In the last 3 years, we have invested over $700,000 in information technology.  We have developed our own software that will allow patients to access their healthcare information online.  Through patient data-entry, our software will enable the most detail-packed health record ever devised. We have continued to develop our website, which has been widely recognized and written about for its many innovations.  We have produced and added a nutritional supplement website.  We widely use email communications with our patients.  We have state-of-the-art call center phone technology that enables us to monitor patient onhold time, and to monitor secretarial efficiency and etiquette.  We have fulltime IT personnel on staff.  Needless to say these services are not managed care industry standard.  By cutting our advanced IT services, we could save over another $260,000 annually.  This is not the direction we would like to take.   Should we charge surcharges for uncovered IT usages?  This is not what we want to do.

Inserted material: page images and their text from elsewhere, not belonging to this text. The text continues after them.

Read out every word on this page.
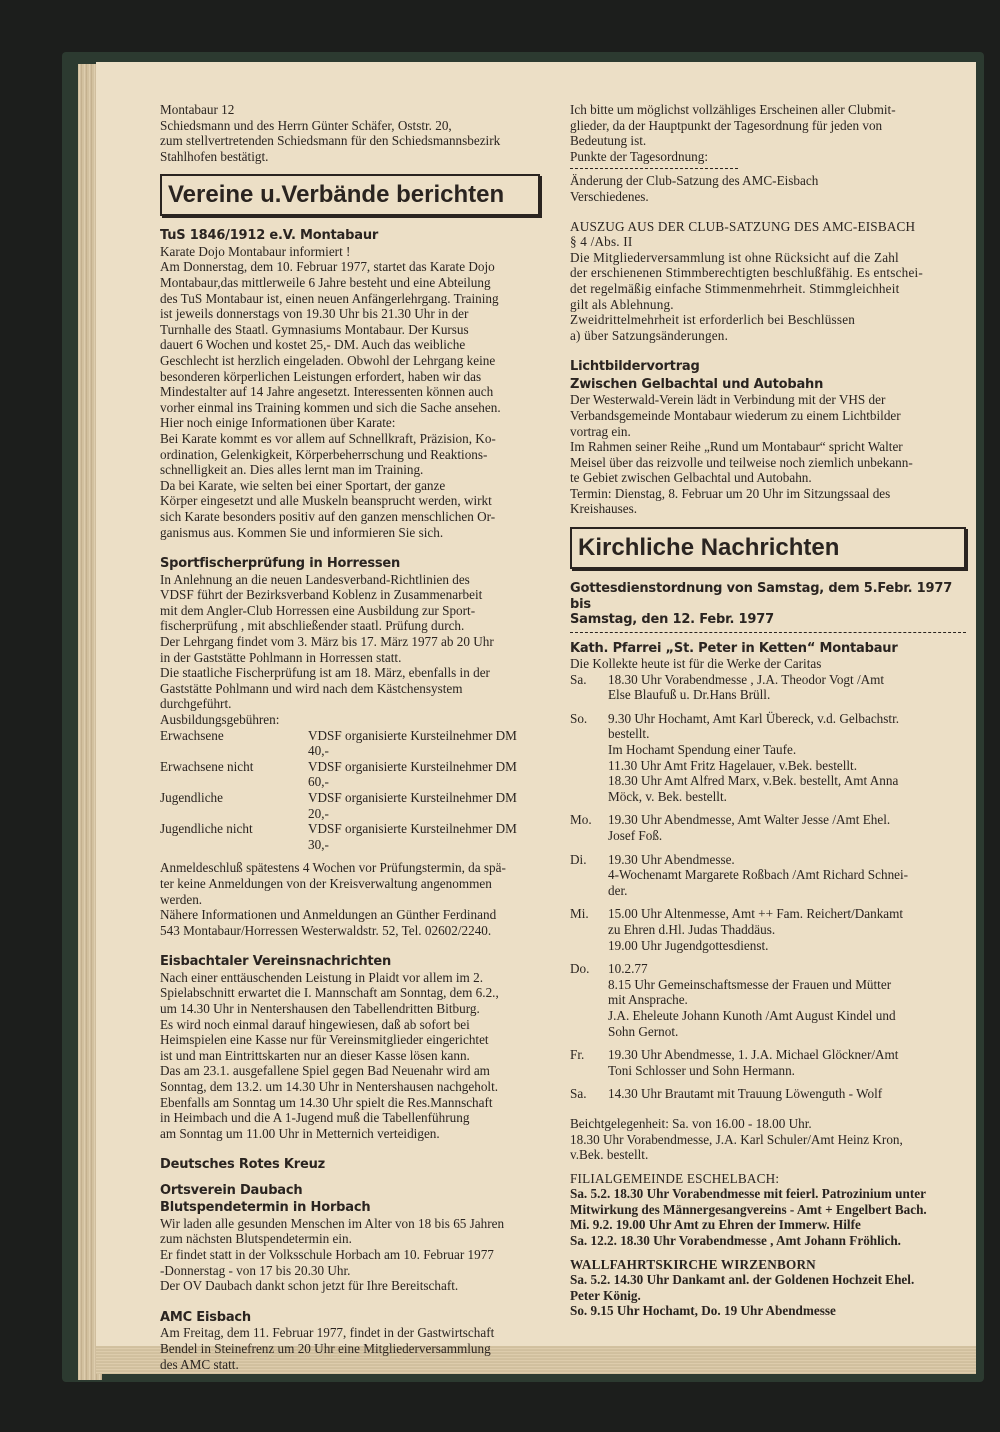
Montabaur 12
Schiedsmann und des Herrn Günter Schäfer, Oststr. 20,
zum stellvertretenden Schiedsmann für den Schiedsmannsbezirk
Stahlhofen bestätigt.

Vereine u.Verbände berichten
TuS 1846/1912 e.V. Montabaur

Karate Dojo Montabaur informiert !
Am Donnerstag, dem 10. Februar 1977, startet das Karate Dojo
Montabaur,das mittlerweile 6 Jahre besteht und eine Abteilung
des TuS Montabaur ist, einen neuen Anfängerlehrgang. Training
ist jeweils donnerstags von 19.30 Uhr bis 21.30 Uhr in der
Turnhalle des Staatl. Gymnasiums Montabaur. Der Kursus
dauert 6 Wochen und kostet 25,- DM. Auch das weibliche
Geschlecht ist herzlich eingeladen. Obwohl der Lehrgang keine
besonderen körperlichen Leistungen erfordert, haben wir das
Mindestalter auf 14 Jahre angesetzt. Interessenten können auch
vorher einmal ins Training kommen und sich die Sache ansehen.
Hier noch einige Informationen über Karate:
Bei Karate kommt es vor allem auf Schnellkraft, Präzision, Ko-
ordination, Gelenkigkeit, Körperbeherrschung und Reaktions-
schnelligkeit an. Dies alles lernt man im Training.
Da bei Karate, wie selten bei einer Sportart, der ganze
Körper eingesetzt und alle Muskeln beansprucht werden, wirkt
sich Karate besonders positiv auf den ganzen menschlichen Or-
ganismus aus. Kommen Sie und informieren Sie sich.

Sportfischerprüfung in Horressen

In Anlehnung an die neuen Landesverband-Richtlinien des
VDSF führt der Bezirksverband Koblenz in Zusammenarbeit
mit dem Angler-Club Horressen eine Ausbildung zur Sport-
fischerprüfung , mit abschließender staatl. Prüfung durch.
Der Lehrgang findet vom 3. März bis 17. März 1977 ab 20 Uhr
in der Gaststätte Pohlmann in Horressen statt.
Die staatliche Fischerprüfung ist am 18. März, ebenfalls in der
Gaststätte Pohlmann und wird nach dem Kästchensystem
durchgeführt.
Ausbildungsgebühren:

Erwachsene	VDSF organisierte Kursteilnehmer DM 40,-
Erwachsene nicht	VDSF organisierte Kursteilnehmer DM 60,-
Jugendliche	VDSF organisierte Kursteilnehmer DM 20,-
Jugendliche nicht	VDSF organisierte Kursteilnehmer DM 30,-

Anmeldeschluß spätestens 4 Wochen vor Prüfungstermin, da spä-
ter keine Anmeldungen von der Kreisverwaltung angenommen
werden.
Nähere Informationen und Anmeldungen an Günther Ferdinand
543 Montabaur/Horressen Westerwaldstr. 52, Tel. 02602/2240.

Eisbachtaler Vereinsnachrichten

Nach einer enttäuschenden Leistung in Plaidt vor allem im 2.
Spielabschnitt erwartet die I. Mannschaft am Sonntag, dem 6.2.,
um 14.30 Uhr in Nentershausen den Tabellendritten Bitburg.
Es wird noch einmal darauf hingewiesen, daß ab sofort bei
Heimspielen eine Kasse nur für Vereinsmitglieder eingerichtet
ist und man Eintrittskarten nur an dieser Kasse lösen kann.
Das am 23.1. ausgefallene Spiel gegen Bad Neuenahr wird am
Sonntag, dem 13.2. um 14.30 Uhr in Nentershausen nachgeholt.
Ebenfalls am Sonntag um 14.30 Uhr spielt die Res.Mannschaft
in Heimbach und die A 1-Jugend muß die Tabellenführung
am Sonntag um 11.00 Uhr in Metternich verteidigen.

Deutsches Rotes Kreuz
Ortsverein Daubach
Blutspendetermin in Horbach

Wir laden alle gesunden Menschen im Alter von 18 bis 65 Jahren
zum nächsten Blutspendetermin ein.
Er findet statt in der Volksschule Horbach am 10. Februar 1977
-Donnerstag - von 17 bis 20.30 Uhr.
Der OV Daubach dankt schon jetzt für Ihre Bereitschaft.

AMC Eisbach

Am Freitag, dem 11. Februar 1977, findet in der Gastwirtschaft
Bendel in Steinefrenz um 20 Uhr eine Mitgliederversammlung
des AMC statt.

Ich bitte um möglichst vollzähliges Erscheinen aller Clubmit-
glieder, da der Hauptpunkt der Tagesordnung für jeden von
Bedeutung ist.
Punkte der Tagesordnung:

Änderung der Club-Satzung des AMC-Eisbach
Verschiedenes.

AUSZUG AUS DER CLUB-SATZUNG DES AMC-EISBACH
§ 4 /Abs. II
Die Mitgliederversammlung ist ohne Rücksicht auf die Zahl
der erschienenen Stimmberechtigten beschlußfähig. Es entschei-
det regelmäßig einfache Stimmenmehrheit. Stimmgleichheit
gilt als Ablehnung.
Zweidrittelmehrheit ist erforderlich bei Beschlüssen
a) über Satzungsänderungen.

Lichtbildervortrag
Zwischen Gelbachtal und Autobahn

Der Westerwald-Verein lädt in Verbindung mit der VHS der
Verbandsgemeinde Montabaur wiederum zu einem Lichtbilder
vortrag ein.
Im Rahmen seiner Reihe „Rund um Montabaur“ spricht Walter
Meisel über das reizvolle und teilweise noch ziemlich unbekann-
te Gebiet zwischen Gelbachtal und Autobahn.
Termin: Dienstag, 8. Februar um 20 Uhr im Sitzungssaal des
Kreishauses.

Kirchliche Nachrichten
Gottesdienstordnung von Samstag, dem 5.Febr. 1977 bis
Samstag, den 12. Febr. 1977
Kath. Pfarrei „St. Peter in Ketten“ Montabaur

Die Kollekte heute ist für die Werke der Caritas

Sa.	18.30 Uhr Vorabendmesse , J.A. Theodor Vogt /Amt
Else Blaufuß u. Dr.Hans Brüll.
So.	9.30 Uhr Hochamt, Amt Karl Übereck, v.d. Gelbachstr.
bestellt.
Im Hochamt Spendung einer Taufe.
11.30 Uhr Amt Fritz Hagelauer, v.Bek. bestellt.
18.30 Uhr Amt Alfred Marx, v.Bek. bestellt, Amt Anna
Möck, v. Bek. bestellt.
Mo.	19.30 Uhr Abendmesse, Amt Walter Jesse /Amt Ehel.
Josef Foß.
Di.	19.30 Uhr Abendmesse.
4-Wochenamt Margarete Roßbach /Amt Richard Schnei-
der.
Mi.	15.00 Uhr Altenmesse, Amt ++ Fam. Reichert/Dankamt
zu Ehren d.Hl. Judas Thaddäus.
19.00 Uhr Jugendgottesdienst.
Do.	10.2.77
8.15 Uhr Gemeinschaftsmesse der Frauen und Mütter
mit Ansprache.
J.A. Eheleute Johann Kunoth /Amt August Kindel und
Sohn Gernot.
Fr.	19.30 Uhr Abendmesse, 1. J.A. Michael Glöckner/Amt
Toni Schlosser und Sohn Hermann.
Sa.	14.30 Uhr Brautamt mit Trauung Löwenguth - Wolf

Beichtgelegenheit: Sa. von 16.00 - 18.00 Uhr.
18.30 Uhr Vorabendmesse, J.A. Karl Schuler/Amt Heinz Kron,
v.Bek. bestellt.

FILIALGEMEINDE ESCHELBACH:

Sa. 5.2. 18.30 Uhr Vorabendmesse mit feierl. Patrozinium unter
Mitwirkung des Männergesangvereins - Amt + Engelbert Bach.
Mi. 9.2. 19.00 Uhr Amt zu Ehren der Immerw. Hilfe
Sa. 12.2. 18.30 Uhr Vorabendmesse , Amt Johann Fröhlich.

WALLFAHRTSKIRCHE WIRZENBORN

Sa. 5.2. 14.30 Uhr Dankamt anl. der Goldenen Hochzeit Ehel.
Peter König.
So. 9.15 Uhr Hochamt, Do. 19 Uhr Abendmesse
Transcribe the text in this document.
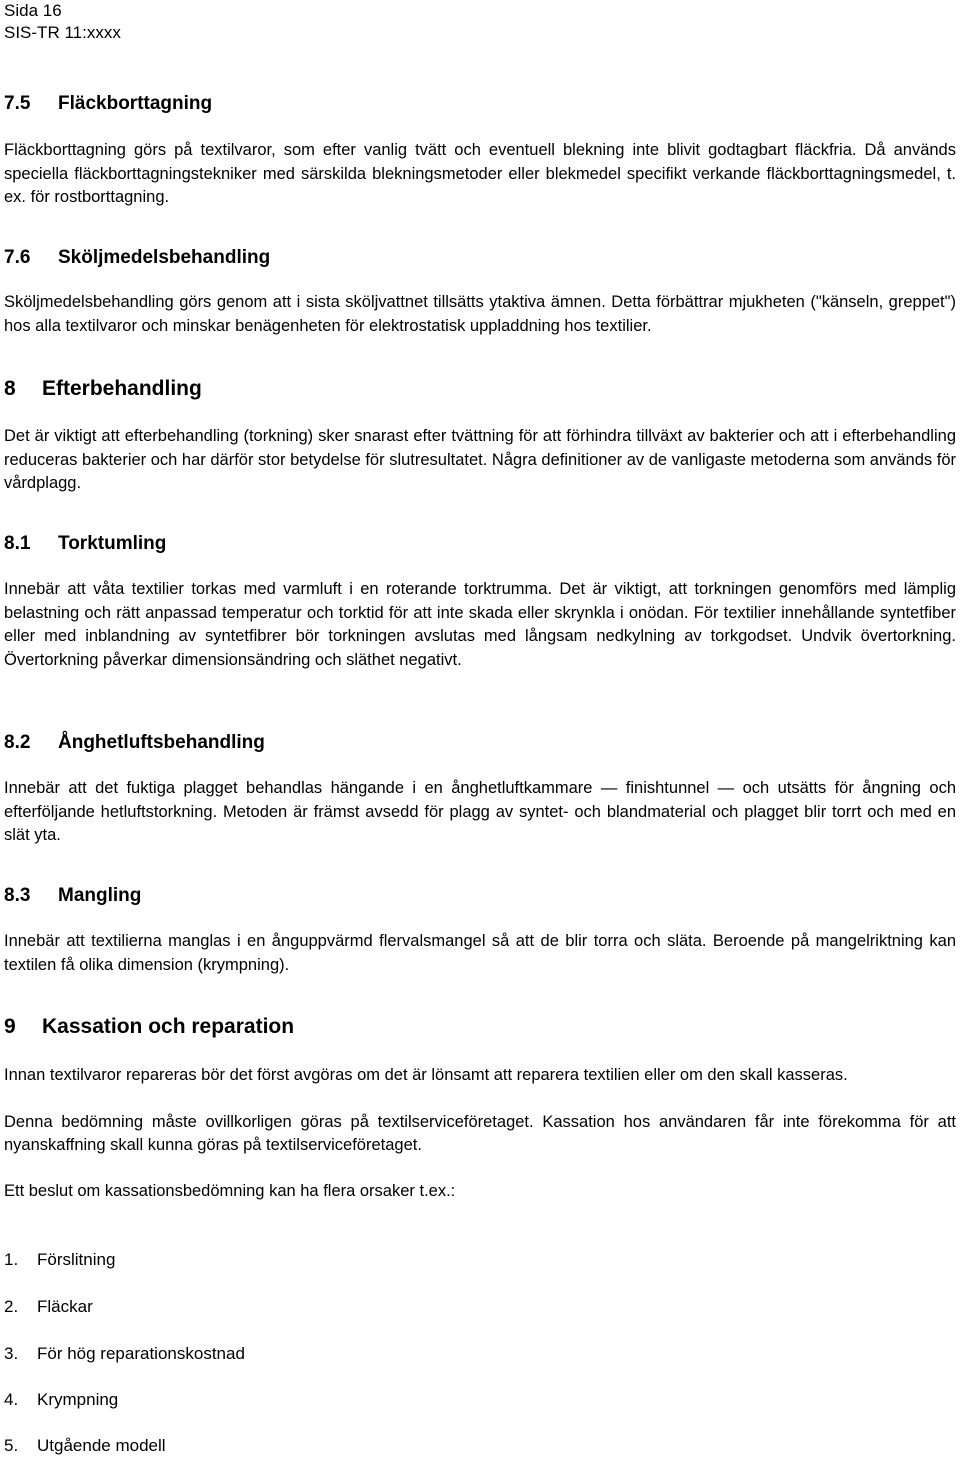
Sida 16
SIS-TR 11:xxxx
7.5 Fläckborttagning

Fläckborttagning görs på textilvaror, som efter vanlig tvätt och eventuell blekning inte blivit godtagbart fläckfria. Då används speciella fläckborttagningstekniker med särskilda blekningsmetoder eller blekmedel specifikt verkande fläckborttagningsmedel, t. ex. för rostborttagning.

7.6 Sköljmedelsbehandling

Sköljmedelsbehandling görs genom att i sista sköljvattnet tillsätts ytaktiva ämnen. Detta förbättrar mjukheten ("känseln, greppet") hos alla textilvaror och minskar benägenheten för elektrostatisk uppladdning hos textilier.

8 Efterbehandling

Det är viktigt att efterbehandling (torkning) sker snarast efter tvättning för att förhindra tillväxt av bakterier och att i efterbehandling reduceras bakterier och har därför stor betydelse för slutresultatet. Några definitioner av de vanligaste metoderna som används för vårdplagg.

8.1 Torktumling

Innebär att våta textilier torkas med varmluft i en roterande torktrumma. Det är viktigt, att torkningen genomförs med lämplig belastning och rätt anpassad temperatur och torktid för att inte skada eller skrynkla i onödan. För textilier innehållande syntetfiber eller med inblandning av syntetfibrer bör torkningen avslutas med långsam nedkylning av torkgodset. Undvik övertorkning. Övertorkning påverkar dimensionsändring och släthet negativt.

8.2 Ånghetluftsbehandling

Innebär att det fuktiga plagget behandlas hängande i en ånghetluftkammare — finishtunnel — och utsätts för ångning och efterföljande hetluftstorkning. Metoden är främst avsedd för plagg av syntet- och blandmaterial och plagget blir torrt och med en slät yta.

8.3 Mangling

Innebär att textilierna manglas i en ånguppvärmd flervalsmangel så att de blir torra och släta. Beroende på mangelriktning kan textilen få olika dimension (krympning).

9 Kassation och reparation

Innan textilvaror repareras bör det först avgöras om det är lönsamt att reparera textilien eller om den skall kasseras.

Denna bedömning måste ovillkorligen göras på textilserviceföretaget. Kassation hos användaren får inte förekomma för att nyanskaffning skall kunna göras på textilserviceföretaget.

Ett beslut om kassationsbedömning kan ha flera orsaker t.ex.:

1. Förslitning
2. Fläckar
3. För hög reparationskostnad
4. Krympning
5. Utgående modell
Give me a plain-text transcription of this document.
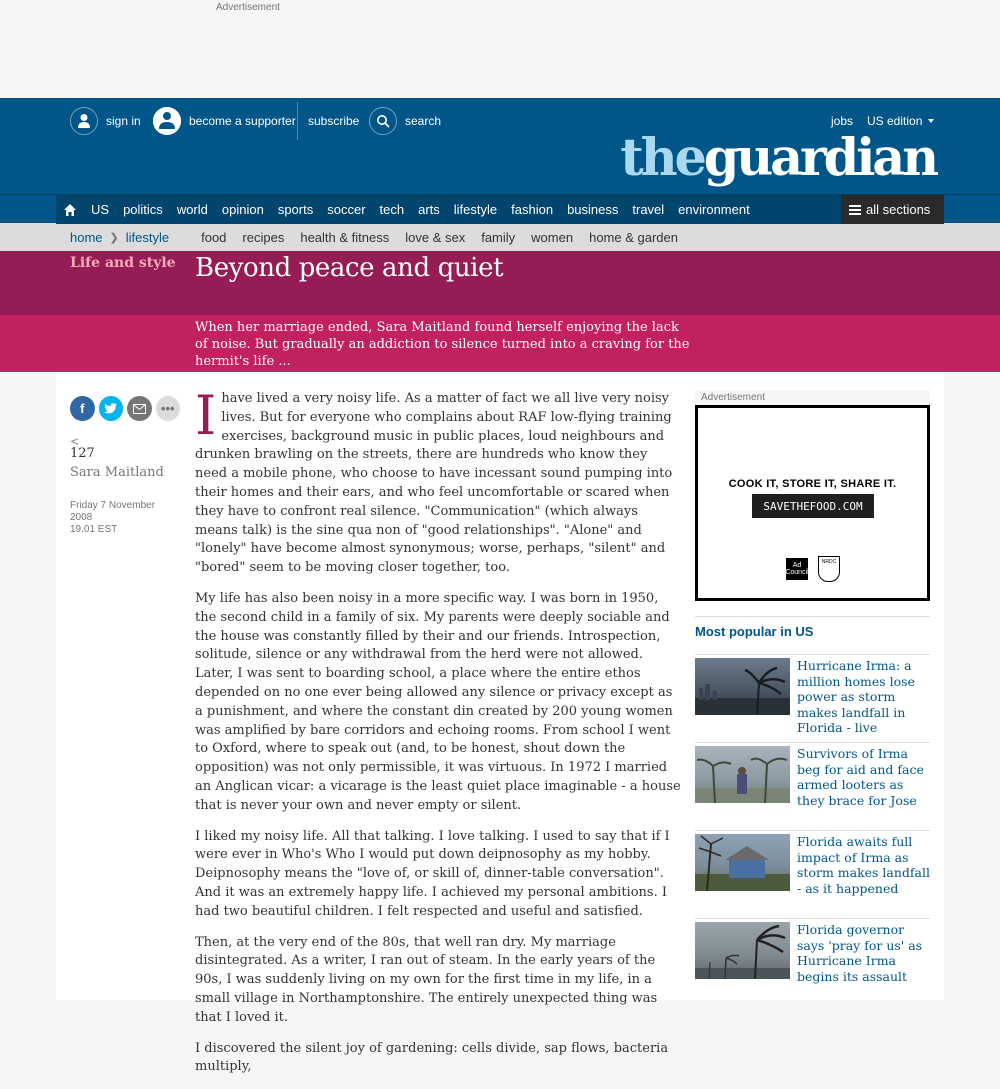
Advertisement
sign in	become a supporter subscribe	search	jobs US edition
theguardian
US	politics	world	opinion	sports	soccer	tech	arts	lifestyle	fashion	business	travel	environment	all sections
home ❯ lifestyle food recipes health & fitness love & sex family women home & garden
Life and style Beyond peace and quiet

When her marriage ended, Sara Maitland found herself enjoying the lack of noise. But gradually an addiction to silence turned into a craving for the hermit's life ...

f	•••
<
127
Sara Maitland
Friday 7 November 2008
19.01 EST

I have lived a very noisy life. As a matter of fact we all live very noisy lives. But for everyone who complains about RAF low-flying training exercises, background music in public places, loud neighbours and drunken brawling on the streets, there are hundreds who know they need a mobile phone, who choose to have incessant sound pumping into their homes and their ears, and who feel uncomfortable or scared when they have to confront real silence. "Communication" (which always means talk) is the sine qua non of "good relationships". "Alone" and "lonely" have become almost synonymous; worse, perhaps, "silent" and "bored" seem to be moving closer together, too.

My life has also been noisy in a more specific way. I was born in 1950, the second child in a family of six. My parents were deeply sociable and the house was constantly filled by their and our friends. Introspection, solitude, silence or any withdrawal from the herd were not allowed. Later, I was sent to boarding school, a place where the entire ethos depended on no one ever being allowed any silence or privacy except as a punishment, and where the constant din created by 200 young women was amplified by bare corridors and echoing rooms. From school I went to Oxford, where to speak out (and, to be honest, shout down the opposition) was not only permissible, it was virtuous. In 1972 I married an Anglican vicar: a vicarage is the least quiet place imaginable - a house that is never your own and never empty or silent.

I liked my noisy life. All that talking. I love talking. I used to say that if I were ever in Who's Who I would put down deipnosophy as my hobby. Deipnosophy means the "love of, or skill of, dinner-table conversation". And it was an extremely happy life. I achieved my personal ambitions. I had two beautiful children. I felt respected and useful and satisfied.

Then, at the very end of the 80s, that well ran dry. My marriage disintegrated. As a writer, I ran out of steam. In the early years of the 90s, I was suddenly living on my own for the first time in my life, in a small village in Northamptonshire. The entirely unexpected thing was that I loved it.

I discovered the silent joy of gardening: cells divide, sap flows, bacteria multiply,

Advertisement
COOK IT, STORE IT, SHARE IT.
SAVETHEFOOD.COM
Ad Council
NRDC
Most popular in US
Hurricane Irma: a million homes lose power as storm makes landfall in Florida - live
Survivors of Irma beg for aid and face armed looters as they brace for Jose
Florida awaits full impact of Irma as storm makes landfall - as it happened
Florida governor says 'pray for us' as Hurricane Irma begins its assault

Is there any way we can continue to operate a patient services oriented office, with all the scheduling, IT, and other amenities, practice high-quality medicine, give raises to our staff, and attract high quality caring office personnel?

After many long hours of discussions with our managed care insurers, it has been established that instead of cutting services, nickel-and-diming our patients, or dropping out of managed care, we can legally follow AMA and industry guidelines and establish a modest annual administrative fee that covers the cost of these additional 'uncovered services'.  This fee would go toward staff costs, long-overdue staff raises, and increasingly advanced patient benefiting IT services. 

We have discussed this administration fee proposal with 230 of our patients and have had 230 consecutive positive responses.  We want to be very, very fair in charging this fee.  We will waive the administrative fee in all cases of financial hardship.  We will keep the fee reasonable.  We hope to decrease or eliminate the fee as circumstance change.  We will refund the fee if our 'uncovered services' are found disappointing.  We will expect ongoing feedback, both good and bad.  (We will offer, though discourage, a fee-for-service approach for uncovered and extra services.)

If this administration fee works as well as we and the managed care companies hope it will, Yafferuden will be able to remain in managed care insurance plans, offering uncovered services, including extended hours, and many internet based services.

Our goal is to stay in managed care insurance plans, with satisfied patients and staff.  Details of the plan, including costs, will follow.

For the first time, we feel as if we are working with the managed care companies, rather than against them.